一般の音楽ファンであれば、2014年以降のキング・クリムゾンは「メルトダウン」一セットを聴き込めばいい、そう思える良質なライブ盤ではあります。

disc1 から聞いていって、Neuroticaの(来日公演と比較しての)素晴らしさにびびりました。一人キーボードが追加されているだけで、こんなにも違うのか! と、なりました。まぁ、そこから続く「リザード」の曲は、絶賛するほど良くはないので、落ち着いて聞いていけたわけですが。

トーキングドラムはオリジナルのイメージが強すぎて、私はだめでした。ラークス2も、たぶん来日公演の方が出来が良いです。ラークス2は、体験したのが最終日の「アンコール一曲め版」だったこともあるのでしょうが。

disc2は、エピタフとスターレスが、ビルリーフリン効果で、来日公演より優れています。あとは、ライブでは聞けなかった曲が三分の一くらいはあるので、それらを中心に楽しみました。

レターズは、中盤を崩し過ぎのオーディオダイアリー版よりは良いです。ただ、これは、オリジナルどおりやったらやったで「オリジナルの方が良い」となるので、懐メロヒットパレード感覚を抜きにしていえば、あえてこの編成でやる必要はなかった楽曲と思います。
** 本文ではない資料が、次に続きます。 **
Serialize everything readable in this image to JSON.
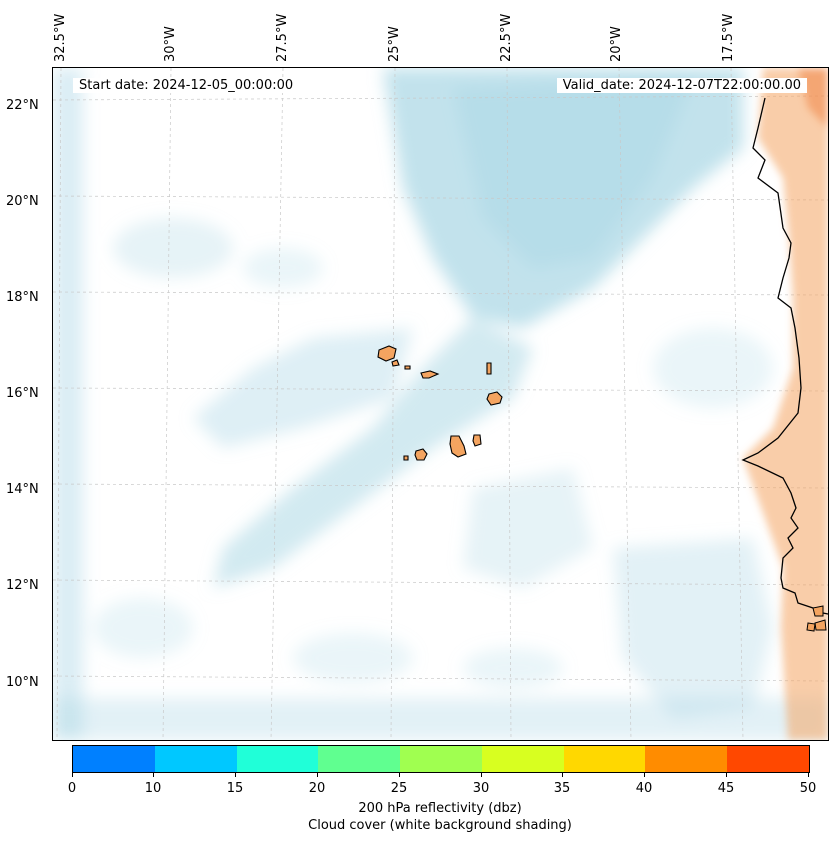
{
  "map": {
    "start_date": "Start date: 2024-12-05_00:00:00",
    "valid_date": "Valid_date: 2024-12-07T22:00:00.00",
    "longitude_labels": [
      "32.5°W",
      "30°W",
      "27.5°W",
      "25°W",
      "22.5°W",
      "20°W",
      "17.5°W"
    ],
    "latitude_labels": [
      "22°N",
      "20°N",
      "18°N",
      "16°N",
      "14°N",
      "12°N",
      "10°N"
    ],
    "colors": {
      "cloud_shading": "#add8e6",
      "land": "#f4a460",
      "coastline": "#000000",
      "gridline": "#c8c8c8"
    }
  },
  "colorbar": {
    "ticks": [
      "0",
      "10",
      "15",
      "20",
      "25",
      "30",
      "35",
      "40",
      "45",
      "50"
    ],
    "colors": [
      "#0080ff",
      "#00c8ff",
      "#20ffd8",
      "#60ff90",
      "#a0ff50",
      "#d8ff20",
      "#ffd800",
      "#ff8c00",
      "#ff4800"
    ],
    "label_line1": "200 hPa reflectivity (dbz)",
    "label_line2": "Cloud cover (white background shading)"
  }
}
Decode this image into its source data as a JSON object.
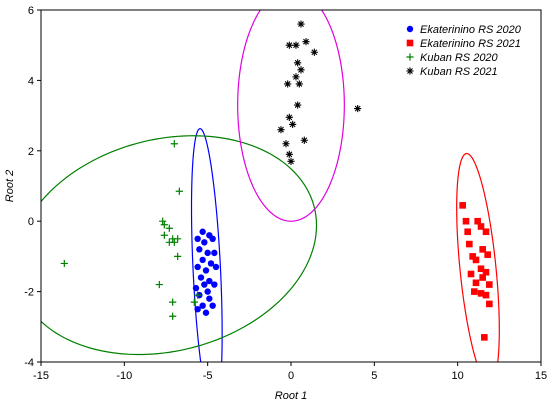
{
  "chart_data": {
    "type": "scatter",
    "xlabel": "Root 1",
    "ylabel": "Root 2",
    "xlim": [
      -15,
      15
    ],
    "ylim": [
      -4,
      6
    ],
    "xticks": [
      -15,
      -10,
      -5,
      0,
      5,
      10,
      15
    ],
    "yticks": [
      -4,
      -2,
      0,
      2,
      4,
      6
    ],
    "grid": false,
    "legend_position": "top-right",
    "series": [
      {
        "name": "Ekaterinino RS 2020",
        "marker": "circle",
        "color": "#0000ff",
        "points": [
          [
            -5.3,
            -0.3
          ],
          [
            -5.6,
            -0.5
          ],
          [
            -4.9,
            -0.4
          ],
          [
            -5.2,
            -0.6
          ],
          [
            -4.7,
            -0.5
          ],
          [
            -5.5,
            -0.8
          ],
          [
            -5.0,
            -0.9
          ],
          [
            -4.6,
            -0.9
          ],
          [
            -5.3,
            -1.1
          ],
          [
            -4.8,
            -1.2
          ],
          [
            -5.6,
            -1.3
          ],
          [
            -5.1,
            -1.4
          ],
          [
            -4.5,
            -1.3
          ],
          [
            -5.4,
            -1.6
          ],
          [
            -4.9,
            -1.7
          ],
          [
            -5.2,
            -1.8
          ],
          [
            -4.6,
            -1.8
          ],
          [
            -5.7,
            -1.9
          ],
          [
            -5.0,
            -2.0
          ],
          [
            -5.5,
            -2.1
          ],
          [
            -4.9,
            -2.2
          ],
          [
            -5.3,
            -2.4
          ],
          [
            -4.7,
            -2.4
          ],
          [
            -5.6,
            -2.5
          ],
          [
            -5.1,
            -2.6
          ]
        ]
      },
      {
        "name": "Ekaterinino RS 2021",
        "marker": "square",
        "color": "#ff0000",
        "points": [
          [
            10.3,
            0.45
          ],
          [
            10.5,
            0.0
          ],
          [
            11.2,
            0.0
          ],
          [
            11.4,
            -0.15
          ],
          [
            10.6,
            -0.3
          ],
          [
            11.7,
            -0.3
          ],
          [
            10.7,
            -0.65
          ],
          [
            11.5,
            -0.8
          ],
          [
            11.8,
            -0.95
          ],
          [
            10.9,
            -1.0
          ],
          [
            11.1,
            -1.1
          ],
          [
            11.4,
            -1.35
          ],
          [
            10.8,
            -1.5
          ],
          [
            11.7,
            -1.45
          ],
          [
            11.5,
            -1.6
          ],
          [
            11.1,
            -1.75
          ],
          [
            11.9,
            -1.8
          ],
          [
            11.4,
            -2.05
          ],
          [
            11.0,
            -2.0
          ],
          [
            11.7,
            -2.1
          ],
          [
            11.9,
            -2.35
          ],
          [
            11.6,
            -3.3
          ]
        ]
      },
      {
        "name": "Kuban RS 2020",
        "marker": "plus",
        "color": "#008000",
        "points": [
          [
            -7.0,
            2.2
          ],
          [
            -6.7,
            0.85
          ],
          [
            -7.7,
            0.0
          ],
          [
            -7.6,
            -0.1
          ],
          [
            -7.3,
            -0.2
          ],
          [
            -7.6,
            -0.4
          ],
          [
            -7.1,
            -0.5
          ],
          [
            -6.8,
            -0.5
          ],
          [
            -7.3,
            -0.6
          ],
          [
            -7.0,
            -0.6
          ],
          [
            -6.8,
            -1.0
          ],
          [
            -13.6,
            -1.2
          ],
          [
            -7.9,
            -1.8
          ],
          [
            -7.1,
            -2.3
          ],
          [
            -5.8,
            -2.3
          ],
          [
            -7.1,
            -2.7
          ],
          [
            -5.6,
            -2.1
          ]
        ]
      },
      {
        "name": "Kuban RS 2021",
        "marker": "asterisk",
        "color": "#000000",
        "points": [
          [
            0.6,
            5.6
          ],
          [
            -0.1,
            5.0
          ],
          [
            0.3,
            5.0
          ],
          [
            0.9,
            5.1
          ],
          [
            1.4,
            4.8
          ],
          [
            0.4,
            4.5
          ],
          [
            0.6,
            4.3
          ],
          [
            0.3,
            4.1
          ],
          [
            -0.2,
            3.9
          ],
          [
            0.5,
            3.9
          ],
          [
            4.0,
            3.2
          ],
          [
            0.4,
            3.3
          ],
          [
            -0.1,
            2.95
          ],
          [
            0.1,
            2.75
          ],
          [
            -0.6,
            2.6
          ],
          [
            0.8,
            2.3
          ],
          [
            -0.3,
            2.2
          ],
          [
            -0.1,
            1.9
          ],
          [
            0.0,
            1.7
          ]
        ]
      }
    ],
    "ellipses": [
      {
        "color": "#0000ff",
        "center": [
          -5.05,
          -1.4
        ],
        "rx": 4.05,
        "ry": 0.82,
        "angle": 96
      },
      {
        "color": "#ff0000",
        "center": [
          11.22,
          -1.35
        ],
        "rx": 3.35,
        "ry": 1.06,
        "angle": 103
      },
      {
        "color": "#008000",
        "center": [
          -7.5,
          -0.68
        ],
        "rx": 9.05,
        "ry": 3.05,
        "angle": 4
      },
      {
        "color": "#e000e0",
        "center": [
          0.0,
          3.3
        ],
        "rx": 3.3,
        "ry": 3.2,
        "angle": 90
      }
    ]
  }
}
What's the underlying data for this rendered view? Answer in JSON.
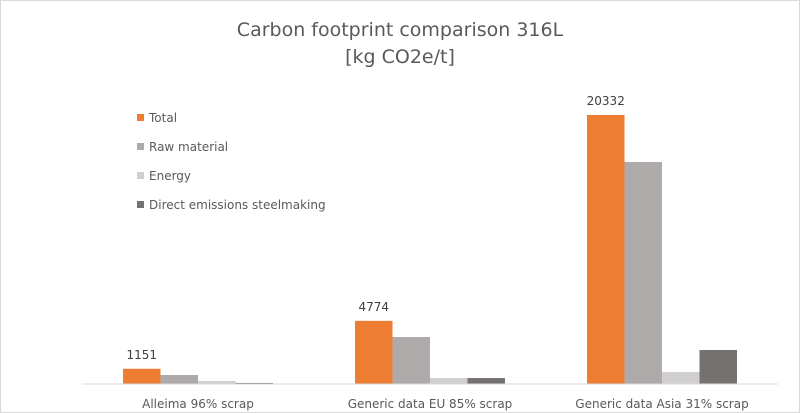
{
  "chart_data": {
    "type": "bar",
    "title": "Carbon footprint comparison 316L",
    "subtitle": "[kg CO2e/t]",
    "categories": [
      "Alleima 96% scrap",
      "Generic data EU 85% scrap",
      "Generic data Asia 31% scrap"
    ],
    "series": [
      {
        "name": "Total",
        "color": "#ED7D31",
        "values": [
          1151,
          4774,
          20332
        ],
        "labels": [
          "1151",
          "4774",
          "20332"
        ]
      },
      {
        "name": "Raw material",
        "color": "#AEAAAA",
        "values": [
          680,
          3550,
          16780
        ]
      },
      {
        "name": "Energy",
        "color": "#D0CECE",
        "values": [
          230,
          450,
          900
        ]
      },
      {
        "name": "Direct emissions steelmaking",
        "color": "#767171",
        "values": [
          80,
          450,
          2570
        ]
      }
    ],
    "ylim": [
      0,
      20332
    ],
    "grid": false,
    "legend": "top-left"
  }
}
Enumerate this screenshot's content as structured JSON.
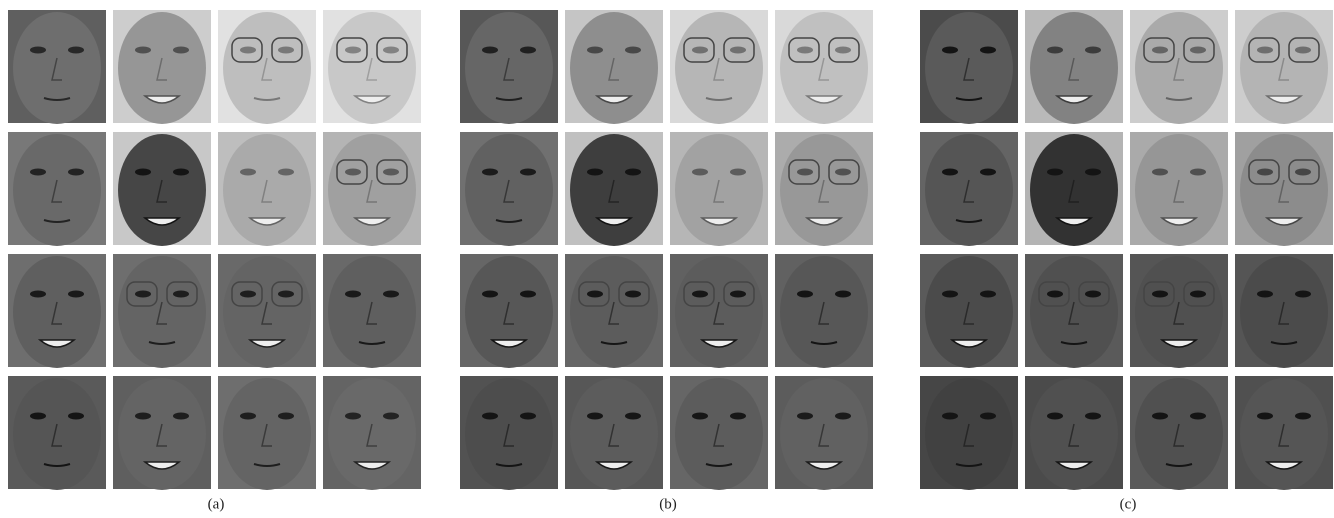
{
  "panels": [
    {
      "label": "(a)"
    },
    {
      "label": "(b)"
    },
    {
      "label": "(c)"
    }
  ]
}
disc3。ピースはふつうに良い。フラクチャーはバッチリ良い。
宮殿は、ビルリーフリン効果でものすごく良い。来日公演版はなんだったんだ。ヒーローズは、無くても良いと思います。セットリスト収集の観点を除けば、無いほうが良い。
本セット最後のクリムゾンキングの宮殿は、視覚効果があった分、来日公演の方が印象が良いです。

リフの繰り返しのところで、メキシコの観客は
タラララッタラン(yeah !) 
タラララッタラン (yeah !)
タラララッタラッタラタ (wow!)
てな感じで、合いの手を入れています。これがラテンのノリですかね。

実はボーナストラック扱いの三曲が名演揃いです。
Discipline、Moonchild、Breathless。どれももの凄く良い。

間をつなぐトニー・レヴィンのソロと、ジェレミーステイシーのソロ、普通すぎるジャムのCool Jam は「功労者に、印税をあげます」ポジションのトラックと考えています。

全曲がベストテイク、とは言いませんが、長さにして2時間近い分量の「7人8人編成クリムゾンの決定的演奏」が収められている本作の価値は高いです。